- League: Western Hockey League
- Sport: Ice hockey
- Games: 70
- Teams: 9

Regular season

President's Cup
- Champions: Winnipeg Warriors
- Runners-up: Vancouver Canucks

Seasons
- 1954–551956–57

= 1955–56 WHL season =

The 1955–56 WHL season was the fourth season of the Western Hockey League. The Winnipeg Warriors were the President's Cup champions as they beat the Vancouver Canucks in six games in the final series.

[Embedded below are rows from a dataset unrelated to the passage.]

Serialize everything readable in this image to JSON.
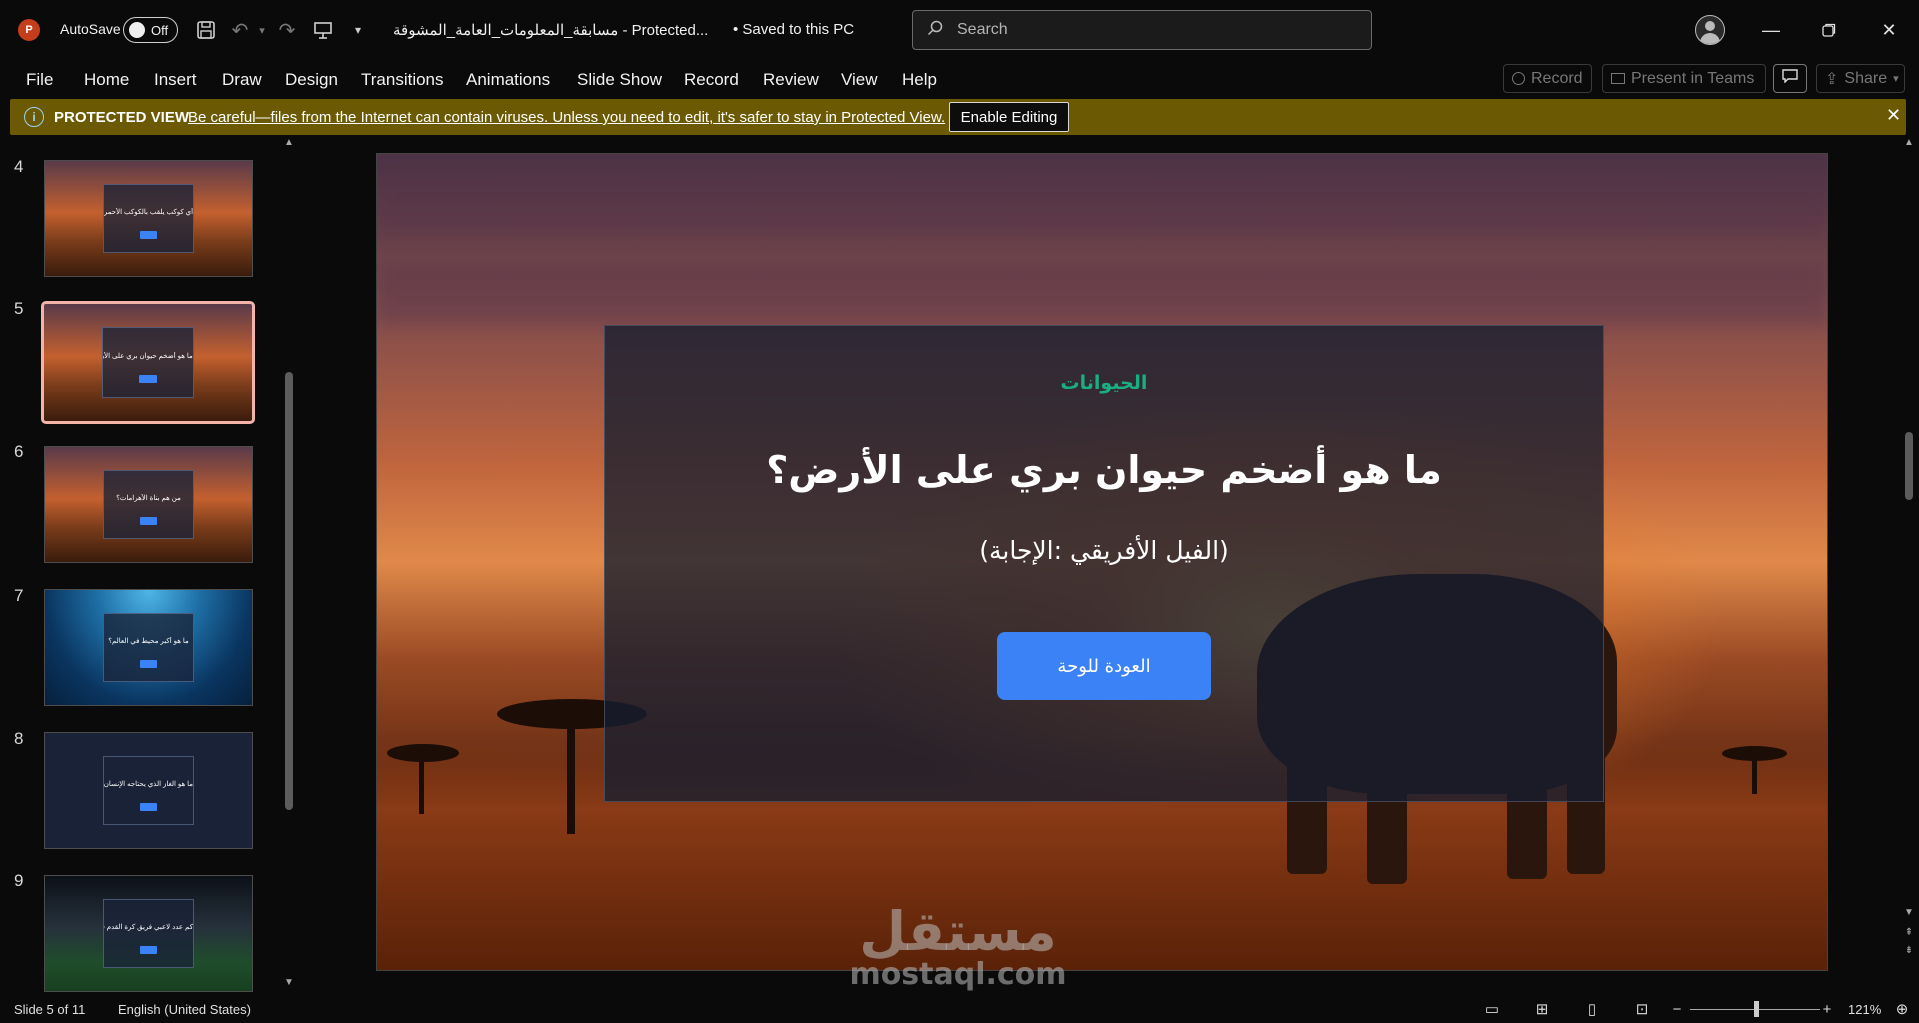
{
  "titlebar": {
    "autosave_label": "AutoSave",
    "autosave_state": "Off",
    "doc_title": "مسابقة_المعلومات_العامة_المشوقة  -  Protected...",
    "saved_status": "•  Saved to this PC",
    "search_placeholder": "Search",
    "icons": [
      "powerpoint-logo",
      "save-icon",
      "undo-icon",
      "redo-icon",
      "present-icon",
      "customize-qat-icon",
      "search-icon",
      "account-icon",
      "minimize-icon",
      "restore-icon",
      "close-icon"
    ]
  },
  "menu": {
    "items": [
      "File",
      "Home",
      "Insert",
      "Draw",
      "Design",
      "Transitions",
      "Animations",
      "Slide Show",
      "Record",
      "Review",
      "View",
      "Help"
    ],
    "record_label": "Record",
    "present_teams_label": "Present in Teams",
    "share_label": "Share"
  },
  "protected_view": {
    "title": "PROTECTED VIEW",
    "message": "Be careful—files from the Internet can contain viruses. Unless you need to edit, it's safer to stay in Protected View.",
    "enable_button": "Enable Editing"
  },
  "thumbnails": [
    {
      "number": "4",
      "title": "أي كوكب يلقب بالكوكب الأحمر؟",
      "background": "sunset",
      "selected": false
    },
    {
      "number": "5",
      "title": "ما هو أضخم حيوان بري على الأرض؟",
      "background": "sunset",
      "selected": true
    },
    {
      "number": "6",
      "title": "من هم بناة الأهرامات؟",
      "background": "sunset",
      "selected": false
    },
    {
      "number": "7",
      "title": "ما هو أكبر محيط في العالم؟",
      "background": "ocean",
      "selected": false
    },
    {
      "number": "8",
      "title": "ما هو الغاز الذي يحتاجه الإنسان للتنفس؟",
      "background": "navy",
      "selected": false
    },
    {
      "number": "9",
      "title": "كم عدد لاعبي فريق كرة القدم في الملعب؟",
      "background": "stadium",
      "selected": false
    }
  ],
  "slide": {
    "category": "الحيوانات",
    "question": "ما هو أضخم حيوان بري على الأرض؟",
    "answer": "(الفيل الأفريقي :الإجابة)",
    "back_button": "العودة للوحة"
  },
  "watermark": {
    "arabic": "مستقل",
    "latin": "mostaql.com"
  },
  "status": {
    "slide_indicator": "Slide 5 of 11",
    "language": "English (United States)",
    "zoom": "121%"
  },
  "colors": {
    "protected_bar": "#6b5a03",
    "category_green": "#19b081",
    "button_blue": "#3b82f6",
    "selected_thumb_border": "#f3b3a9",
    "app_accent": "#c43e1c"
  }
}
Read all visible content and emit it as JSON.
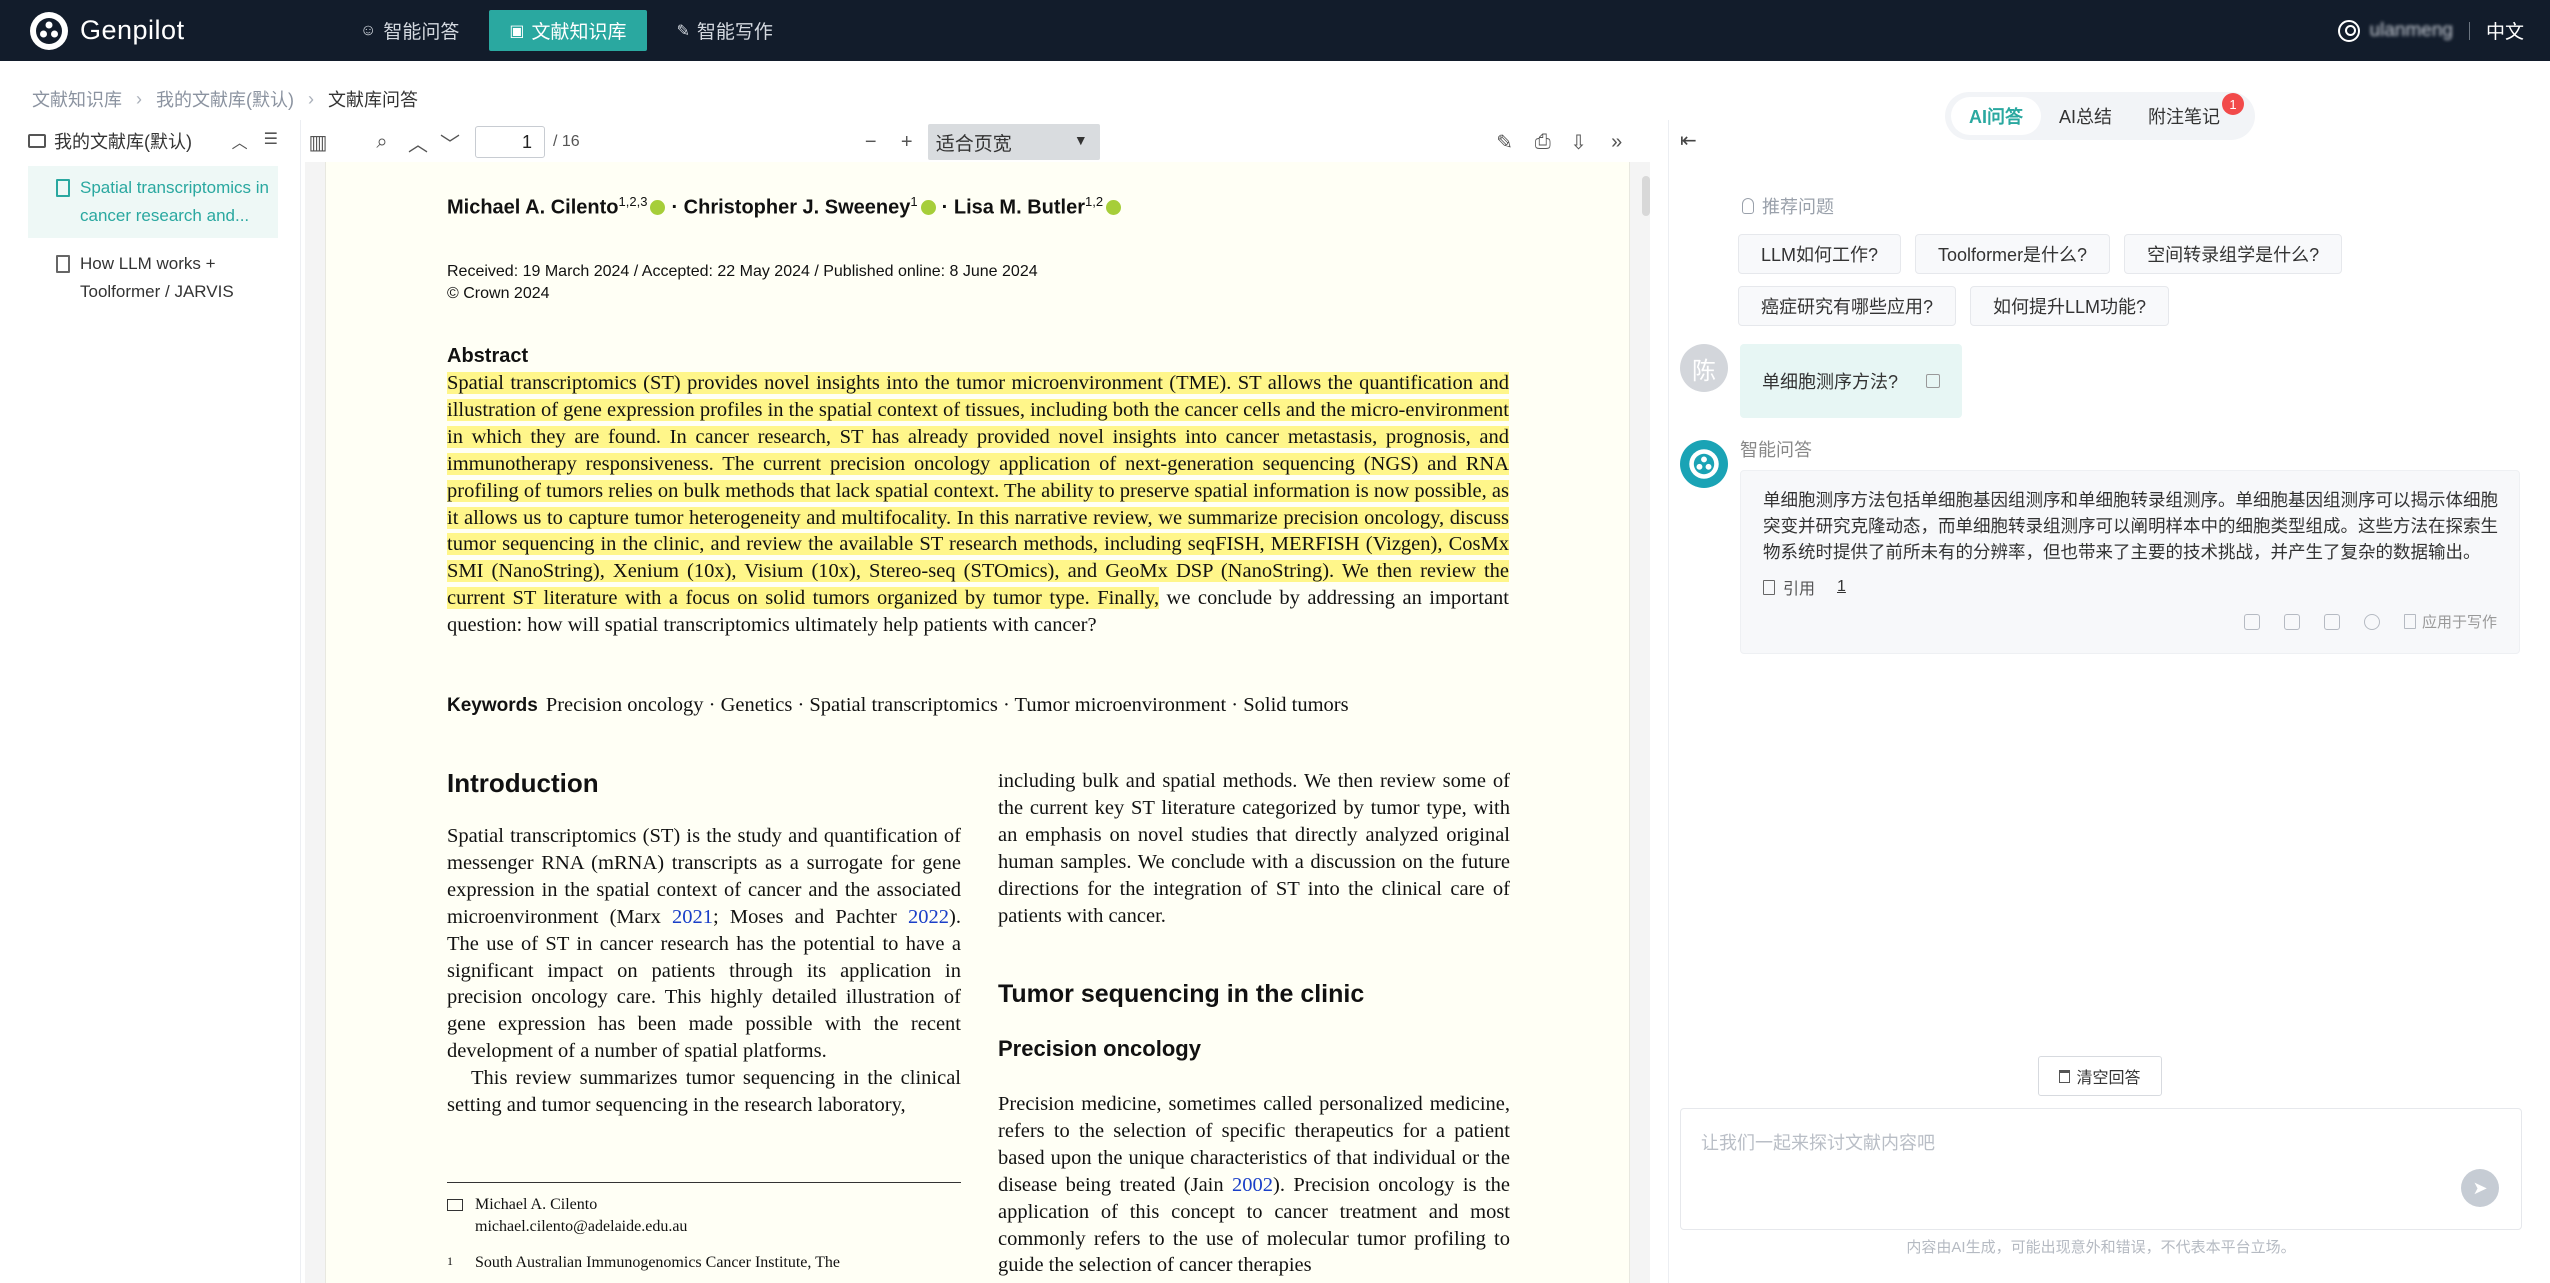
{
  "app": {
    "name": "Genpilot",
    "language": "中文",
    "user": "ulanmeng"
  },
  "nav": {
    "tabs": [
      {
        "label": "智能问答",
        "icon": "chat-icon"
      },
      {
        "label": "文献知识库",
        "icon": "library-icon",
        "active": true
      },
      {
        "label": "智能写作",
        "icon": "write-icon"
      }
    ]
  },
  "breadcrumb": [
    "文献知识库",
    "我的文献库(默认)",
    "文献库问答"
  ],
  "sidebar": {
    "title": "我的文献库(默认)",
    "items": [
      {
        "label": "Spatial transcriptomics in cancer research and...",
        "active": true
      },
      {
        "label": "How LLM works + Toolformer / JARVIS"
      }
    ]
  },
  "pdf_toolbar": {
    "page": "1",
    "total": "/ 16",
    "zoom": "适合页宽"
  },
  "pdf": {
    "authors": [
      {
        "name": "Michael A. Cilento",
        "sup": "1,2,3"
      },
      {
        "name": "Christopher J. Sweeney",
        "sup": "1"
      },
      {
        "name": "Lisa M. Butler",
        "sup": "1,2"
      }
    ],
    "received": "Received: 19 March 2024 / Accepted: 22 May 2024 / Published online: 8 June 2024",
    "copyright": "© Crown 2024",
    "abstract_title": "Abstract",
    "abstract_highlighted": "Spatial transcriptomics (ST) provides novel insights into the tumor microenvironment (TME). ST allows the quantification and illustration of gene expression profiles in the spatial context of tissues, including both the cancer cells and the micro-environment in which they are found. In cancer research, ST has already provided novel insights into cancer metastasis, prognosis, and immunotherapy responsiveness. The current precision oncology application of next-generation sequencing (NGS) and RNA profiling of tumors relies on bulk methods that lack spatial context. The ability to preserve spatial information is now possible, as it allows us to capture tumor heterogeneity and multifocality. In this narrative review, we summarize precision oncology, discuss tumor sequencing in the clinic, and review the available ST research methods, including seqFISH, MERFISH (Vizgen), CosMx SMI (NanoString), Xenium (10x), Visium (10x), Stereo-seq (STOmics), and GeoMx DSP (NanoString). We then review the current ST literature with a focus on solid tumors organized by tumor type. Finally,",
    "abstract_rest": " we conclude by addressing an important question: how will spatial transcriptomics ultimately help patients with cancer?",
    "keywords_label": "Keywords",
    "keywords": "Precision oncology · Genetics · Spatial transcriptomics · Tumor microenvironment · Solid tumors",
    "intro_title": "Introduction",
    "intro_p1_a": "Spatial transcriptomics (ST) is the study and quantification of messenger RNA (mRNA) transcripts as a surrogate for gene expression in the spatial context of cancer and the associated microenvironment (Marx ",
    "intro_cite1": "2021",
    "intro_p1_b": "; Moses and Pachter ",
    "intro_cite2": "2022",
    "intro_p1_c": "). The use of ST in cancer research has the potential to have a significant impact on patients through its application in precision oncology care. This highly detailed illustration of gene expression has been made possible with the recent development of a number of spatial platforms.",
    "intro_p2": "This review summarizes tumor sequencing in the clinical setting and tumor sequencing in the research laboratory,",
    "right_p1": "including bulk and spatial methods. We then review some of the current key ST literature categorized by tumor type, with an emphasis on novel studies that directly analyzed original human samples. We conclude with a discussion on the future directions for the integration of ST into the clinical care of patients with cancer.",
    "tumor_title": "Tumor sequencing in the clinic",
    "precision_title": "Precision oncology",
    "right_p2_a": "Precision medicine, sometimes called personalized medicine, refers to the selection of specific therapeutics for a patient based upon the unique characteristics of that individual or the disease being treated (Jain ",
    "right_cite": "2002",
    "right_p2_b": "). Precision oncology is the application of this concept to cancer treatment and most commonly refers to the use of molecular tumor profiling to guide the selection of cancer therapies",
    "footnote_name": "Michael A. Cilento",
    "footnote_email": "michael.cilento@adelaide.edu.au",
    "footnote_num": "1",
    "footnote_affil": "South Australian Immunogenomics Cancer Institute, The"
  },
  "right_panel": {
    "tabs": [
      {
        "label": "AI问答",
        "active": true
      },
      {
        "label": "AI总结"
      },
      {
        "label": "附注笔记",
        "badge": "1"
      }
    ],
    "recommend_label": "推荐问题",
    "chips": [
      "LLM如何工作?",
      "Toolformer是什么?",
      "空间转录组学是什么?",
      "癌症研究有哪些应用?",
      "如何提升LLM功能?"
    ],
    "user_avatar": "陈",
    "question": "单细胞测序方法?",
    "ai_name": "智能问答",
    "answer": "单细胞测序方法包括单细胞基因组测序和单细胞转录组测序。单细胞基因组测序可以揭示体细胞突变并研究克隆动态，而单细胞转录组测序可以阐明样本中的细胞类型组成。这些方法在探索生物系统时提供了前所未有的分辨率，但也带来了主要的技术挑战，并产生了复杂的数据输出。",
    "cite_label": "引用",
    "cite_count": "1",
    "apply_label": "应用于写作",
    "clear_label": "清空回答",
    "input_placeholder": "让我们一起来探讨文献内容吧",
    "disclaimer": "内容由AI生成，可能出现意外和错误，不代表本平台立场。"
  },
  "colors": {
    "nav_bg": "#121c2b",
    "accent": "#2aa8a0",
    "highlight": "#fff68a",
    "badge": "#f24a4a"
  }
}
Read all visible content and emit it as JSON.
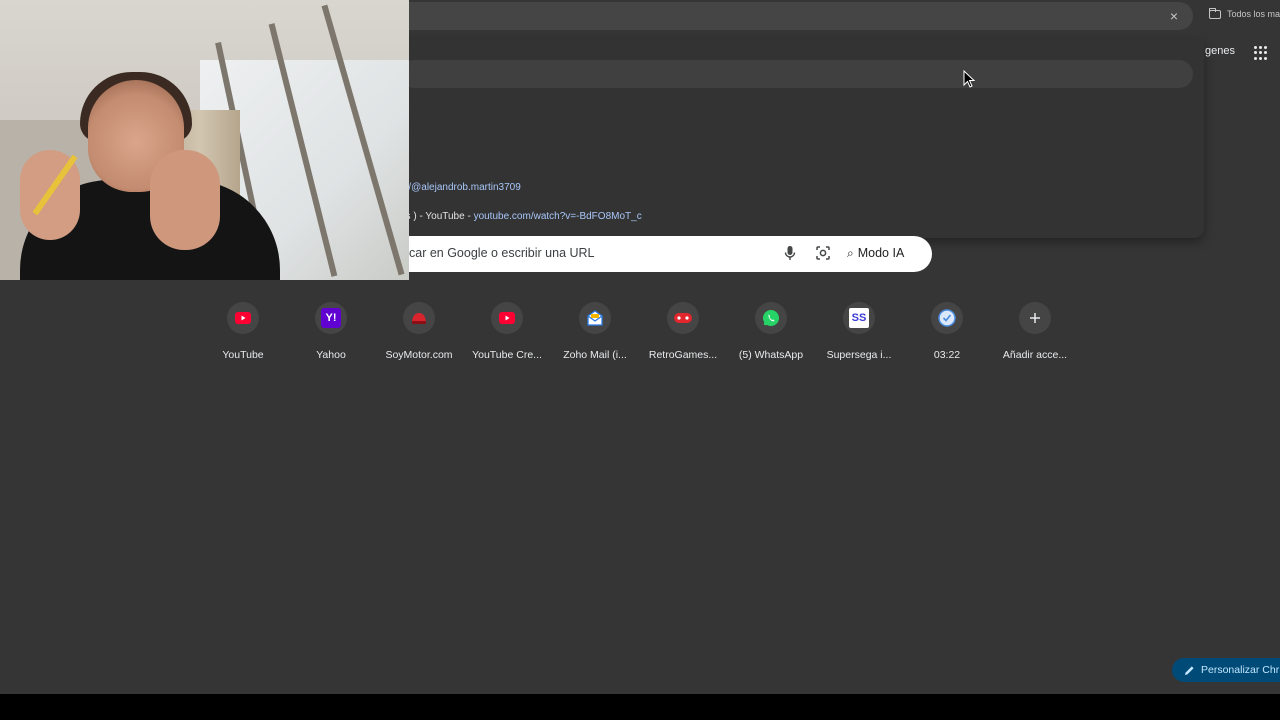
{
  "top_bar": {
    "close_glyph": "×",
    "all_bookmarks": "Todos los ma"
  },
  "header": {
    "images_link": "genes"
  },
  "suggestions": [
    {
      "title": "",
      "url": "m/@alejandrob.martin3709"
    },
    {
      "title": "us ) - YouTube - ",
      "url": "youtube.com/watch?v=-BdFO8MoT_c"
    }
  ],
  "search": {
    "placeholder": "car en Google o escribir una URL",
    "ai_mode_label": "Modo IA"
  },
  "shortcuts": [
    {
      "label": "YouTube",
      "icon": "youtube-icon",
      "color": "#ff0033"
    },
    {
      "label": "Yahoo",
      "icon": "yahoo-icon",
      "color": "#6001d2"
    },
    {
      "label": "SoyMotor.com",
      "icon": "soymotor-icon",
      "color": "#d9232d"
    },
    {
      "label": "YouTube Cre...",
      "icon": "youtube-icon",
      "color": "#ff0033"
    },
    {
      "label": "Zoho Mail (i...",
      "icon": "zoho-mail-icon",
      "color": "#2c7be5"
    },
    {
      "label": "RetroGames...",
      "icon": "gamepad-icon",
      "color": "#e3262e"
    },
    {
      "label": "(5) WhatsApp",
      "icon": "whatsapp-icon",
      "color": "#25d366"
    },
    {
      "label": "Supersega i...",
      "icon": "supersega-icon",
      "color": "#3b3bd6"
    },
    {
      "label": "03:22",
      "icon": "clock-icon",
      "color": "#4a8bdc"
    },
    {
      "label": "Añadir acce...",
      "icon": "plus-icon",
      "color": "#e8eaed"
    }
  ],
  "supersega_text": "SS",
  "yahoo_text": "Y!",
  "customize_label": "Personalizar Chr"
}
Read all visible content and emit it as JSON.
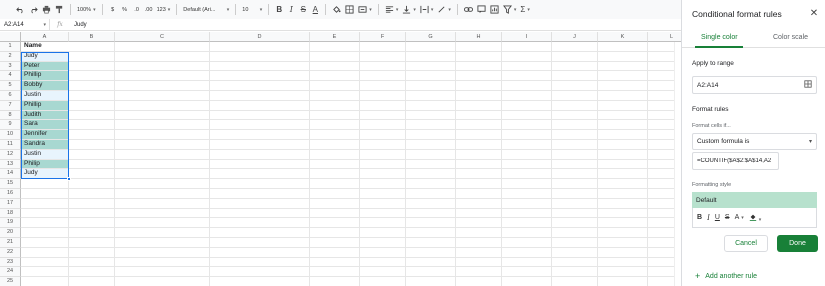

Three new teams joined the league: the Seattle Totems, Winnipeg Warriors, and Regina Regals. However due to low attendance the Regals moved to Brandon, Manitoba after 11 games and finished the season there.

==Teams==

1955–56 Western Hockey League
| Division | Team | City | Arena | Capacity |
| Coast | New Westminster Royals | New Westminster, British Columbia | Queen's Park Arena | 3,500 |
| Seattle Totems | Seattle, Washington | Civic Ice Arena | 5,000 |
| Vancouver Canucks | Vancouver, British Columbia | PNE Forum | 5,050 |
| Victoria Cougars | Victoria, British Columbia | Victoria Memorial Arena | 5,000 |
| Prairie | Regina/Brandon Regals | Regina, Saskatchewan Brandon, Manitoba | Queen City Gardens Wheat City Arena | 5,000 5,100 |
| Calgary Stampeders | Calgary, Alberta | Stampede Corral | 6,475 |
| Edmonton Flyers | Edmonton, Alberta | Edmonton Stock Pavilion | 6,000 |
| Saskatoon Quakers | Saskatoon, Saskatchewan | Saskatoon Arena | 3,304 |
| Winnipeg Warriors | Winnipeg, Manitoba | Winnipeg Arena | 9,500 |

== Final standings ==

Coast Division Standings
| R | Team | GP | W | L | T | GF | GA | Pts |
|---|---|---|---|---|---|---|---|---|
| 1 | Vancouver Canucks | 70 | 38 | 28 | 4 | 252 | 181 | 80 |
| 2 | Victoria Cougars | 70 | 35 | 30 | 5 | 206 | 196 | 75 |
| 3 | New Westminster Royals | 70 | 31 | 37 | 2 | 238 | 258 | 64 |
| 4 | Seattle Totems | 70 | 31 | 37 | 2 | 201 | 243 | 64 |

Prairie Division Standings
| R | Team | GP | W | L | T | GF | GA | Pts |
|---|---|---|---|---|---|---|---|---|
| 1 | Winnipeg Warriors | 70 | 40 | 28 | 2 | 248 | 212 | 82 |
| 2 | Calgary Stampeders | 70 | 40 | 30 | 0 | 292 | 242 | 80 |
| 3 | Saskatoon Quakers | 70 | 27 | 35 | 8 | 208 | 249 | 62 |
| 4 | Edmonton Flyers | 70 | 33 | 34 | 3 | 236 | 256 | 56 |
| 5 | Regina/Brandon Regals | 70 | 23 | 39 | 8 | 199 | 243 | 54 |

bold - qualified for playoffs

== Playoffs ==
The Winnipeg Warriors win the President's Cup 4 games to 2.